The great regression of modern man, the literal Lunacy of our time.
I become impatient with those who would have Austen’s theme an exposition of rationalism vs. emotionalism. No such thing. Austen cared not a whit for such intellectualization. Her theme was the nature of authentic love, its true source, clearly seen in Mary Ann’s emergence from darkness.
Thanks for that article ~ great points. Coincidentally, just last week I also watched (for the umpteenth time) Sense & Sensibility. That is definitely a favorite of mine and I never seem to tire of it. Credit of course goes to Jane Austen, but also Emma Thompson.
I guess I’m woefully out of touch, so you burst my bubble on Emma Thompson!
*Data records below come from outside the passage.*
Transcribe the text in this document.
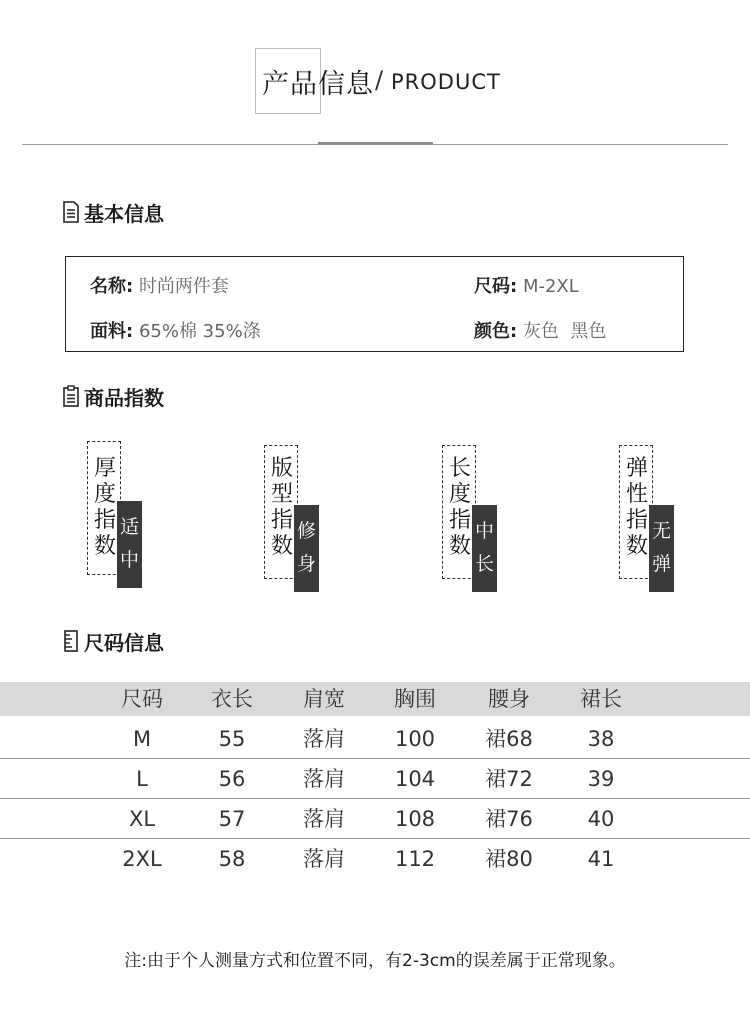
产品信息 / PRODUCT
基本信息
名称: 时尚两件套	尺码: M-2XL
面料: 65%棉 35%涤	颜色: 灰色  黑色
商品指数
厚
度
指
数
适
中
版
型
指
数
修
身
长
度
指
数
中
长
弹
性
指
数
无
弹
尺码信息
尺码	衣长	肩宽	胸围	腰身	裙长
M	55	落肩	100	裙68	38
L	56	落肩	104	裙72	39
XL	57	落肩	108	裙76	40
2XL	58	落肩	112	裙80	41
注:由于个人测量方式和位置不同，有2-3cm的误差属于正常现象。
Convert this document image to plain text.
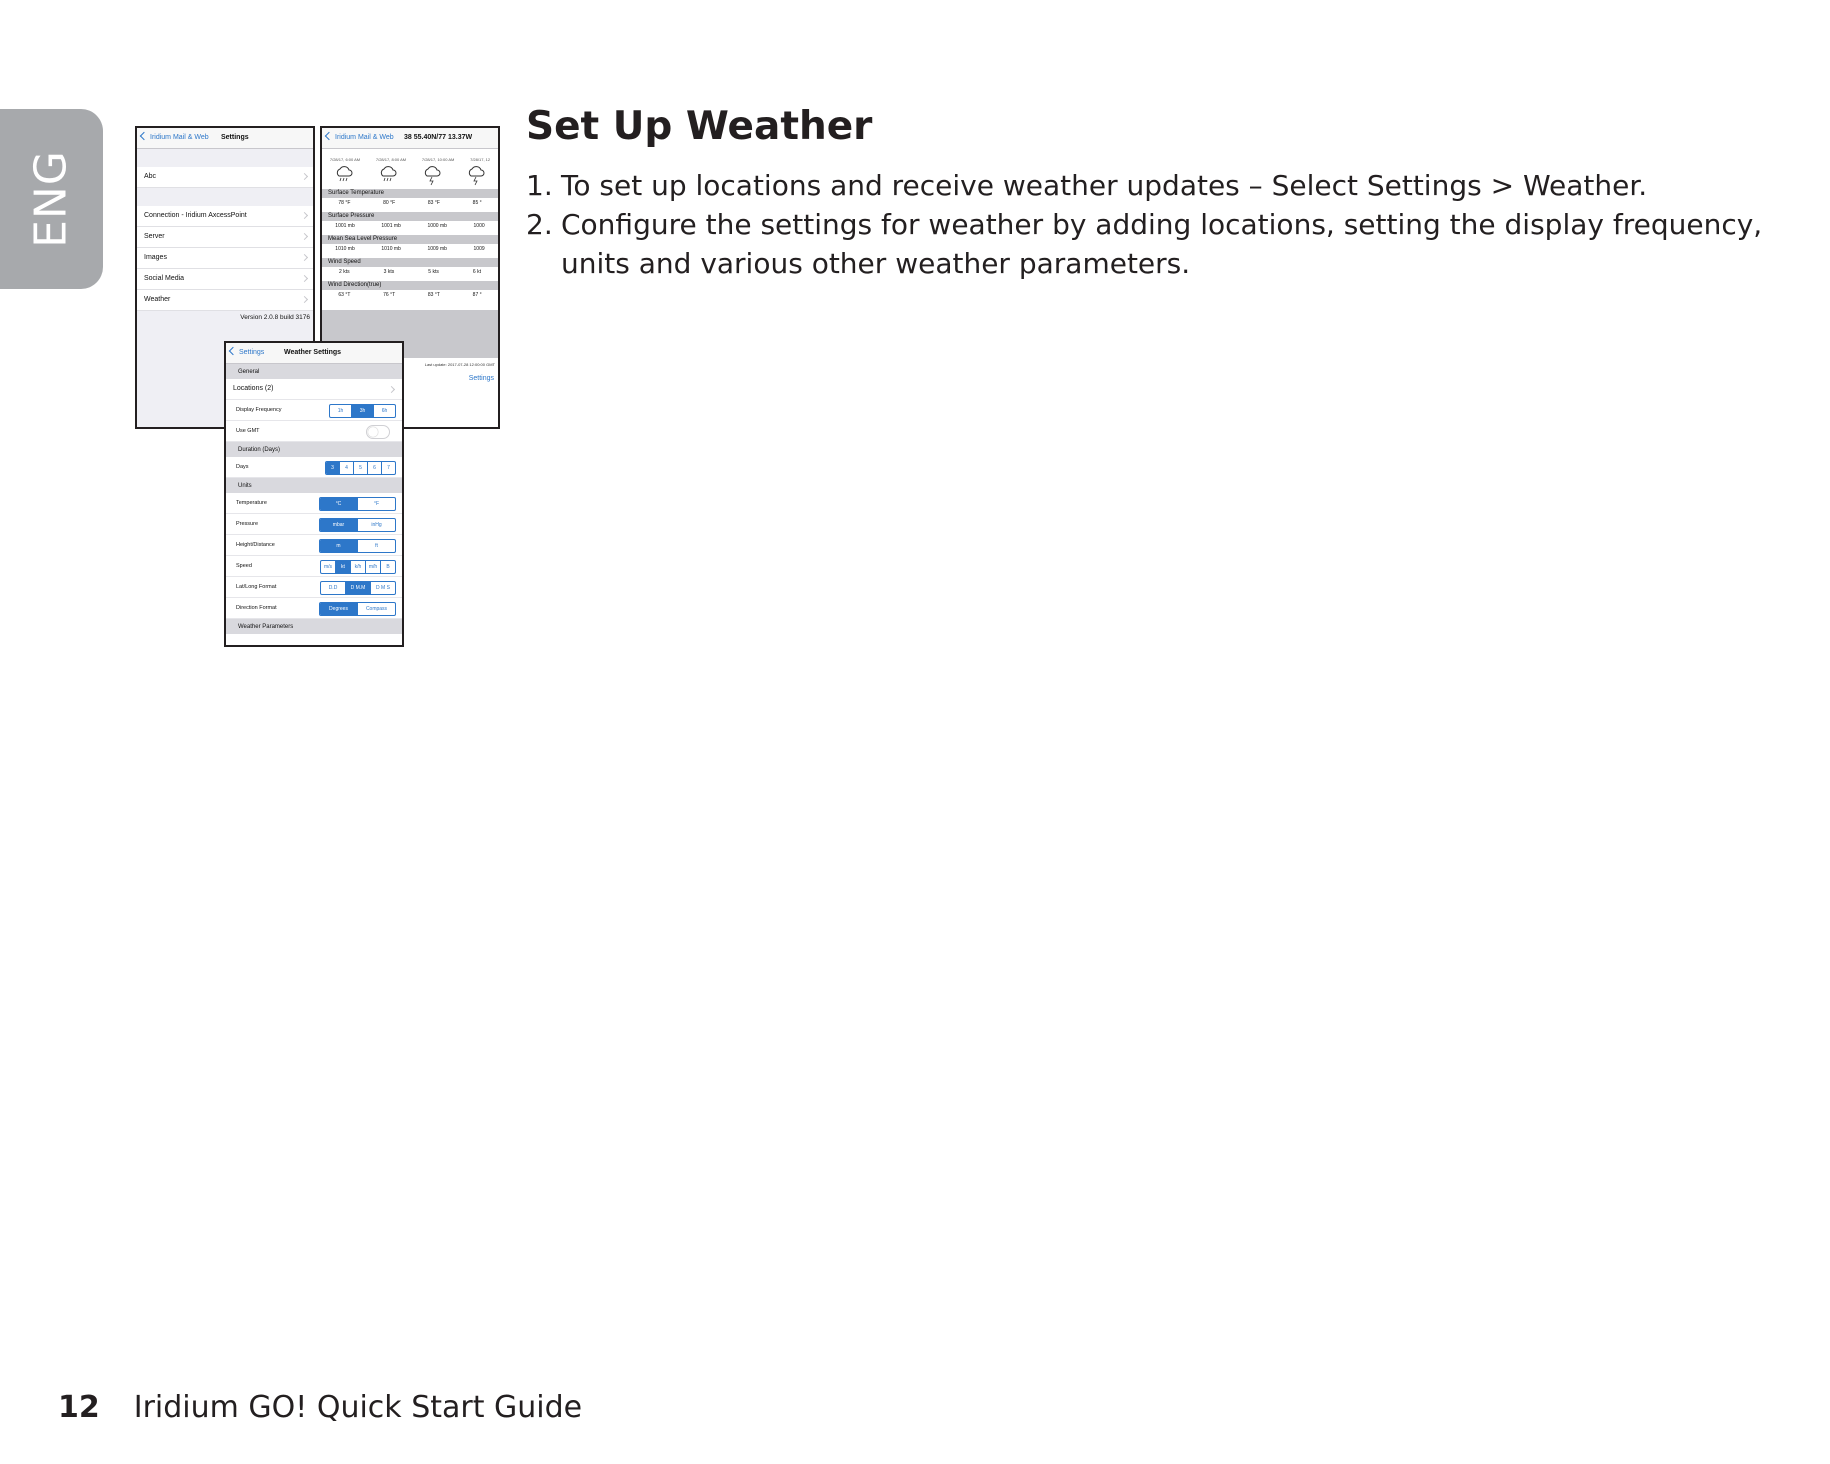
ENG
Iridium Mail & Web Settings
Abc
Connection - Iridium AxcessPoint
Server
Images
Social Media
Weather
Version 2.0.8 build 3176
Iridium Mail & Web 38 55.40N/77 13.37W
7/28/17, 6:00 AM	7/28/17, 8:00 AM	7/28/17, 10:00 AM	7/28/17, 12
Surface Temperature
78 °F	80 °F	83 °F	85 °
Surface Pressure
1001 mb	1001 mb	1000 mb	1000
Mean Sea Level Pressure
1010 mb	1010 mb	1009 mb	1009
Wind Speed
2 kts	3 kts	5 kts	6 kt
Wind Direction(true)
63 °T	76 °T	83 °T	87 °
Last update: 2017-07-28 12:00:00 GMT
Settings
Settings	Weather Settings
General
Locations (2)
Display Frequency	1h	3h	6h
Use GMT
Duration (Days)
Days	3	4	5	6	7
Units
Temperature	°C	°F
Pressure	mbar	inHg
Height/Distance	m	ft
Speed	m/s	kt	k/h	m/h	B
Lat/Long Format	D.D	D M.M	D M S
Direction Format	Degrees	Compass
Weather Parameters
Set Up Weather
1. To set up locations and receive weather updates – Select Settings > Weather.
2. Configure the settings for weather by adding locations, setting the display frequency, units and various other weather parameters.
12 Iridium GO! Quick Start Guide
I had no idea of what her faith or political views were, just a big fan of her in the film world. I’ll say a prayer for her.
I think I am incapapable of discriminating between the personaly of an actor or their views and their performance. If I think of say Ian McKellen I can’t respect his Macbeth, or anything he does because I know of his leftitst views.
Or maybe it’s just the modern setting which never works. They can’t speak the verse with depth, with beauty.
Or Emma Thomson. If I was honest I thought for maybe one nano-second during the Brideshead movie ‘ well maybe she’s not giving a bad performance’ but then I came to my senses. I mean she was giving a good performance but the whole portrait was wrong. She couldn’t give the the right performance because of the script. But i believe she would be incappable of giivng the right performance (Like Clare Bloom) because she hasn’t got the armoury or depth of knowledge of character. that an earlier genenration had.
There’s no depth in any of them. For example I physically cringe when I hear Kenneth Brannagh speakinmg Shakespeare…
Maybe it’s just that whole crowed…
So So Chummy
Like those writers of the 30s-Auden, Isherwood, Spender.
In the 1980’s-
Stephen Fry, Emma Thomson, Kenneth Brannagh…
They made a film together-
Peter’s Friends (appropriately enough)
All very chummy.
Chronically unfunny.
I can’t stand.
I can’t think of any one modern day actor that interests me.
They have got no ‘presence’ because you must have gravitas DEPTH to have presence.
I caught a glimse of Srephen Fry playing Wilde the other night_ no good. I thought of the very subtle performnce by Peter Finch in ‘The trials of Oscar Wilde’
Now that. Where is someone like a Peter Finch? Someone you want to see and hear like-Olivier, or James Mason, Geilgud, Richardson, Alec Guinness-
There’s simply something very wrong in with these recent genenrations.
Booby Figure
‘The great booby figure of Oscar Wilde’
The great booby figure of Stephen Fry,
In our own time.
Oh, he’s everywhere; radio, TV,
Voice-overs, newspapers,
Love me love me love me love me…
Patronizing Bravado
Hilare Belloc’s salutary introduction
To the works of P G Woodhouse
Doesn’t contain ‘patronizing bravado with which some critics express their praise’
Stephen Fry’s blurb-‘what can one say about Wodehouse? He exhausts superlatives’
‘How can one analyze such sunny splendour?’
Examples thereof.
Bertie Wooster Speaks
‘Chesterton was in many ways a very unpleasant man. And so was Waugh…’
Fancies himself as a thinker Jeeves,
What a stinker.
Attacking the writer,
What a blighter.
Waugh or Chesterton,
He trashes them.
Stephen Fry,
The cheek of the guy.
I’m rather peeved Jeeves,
‘Yes, I can quite understand Sir’.
‘A tiny bit of a man pretending to be whole.”
Something went wrong at the beginning of the eighties. Or the mid eighties. Something changed. Can you say that? Probably not but it FEELS like it to me. Human nature changed.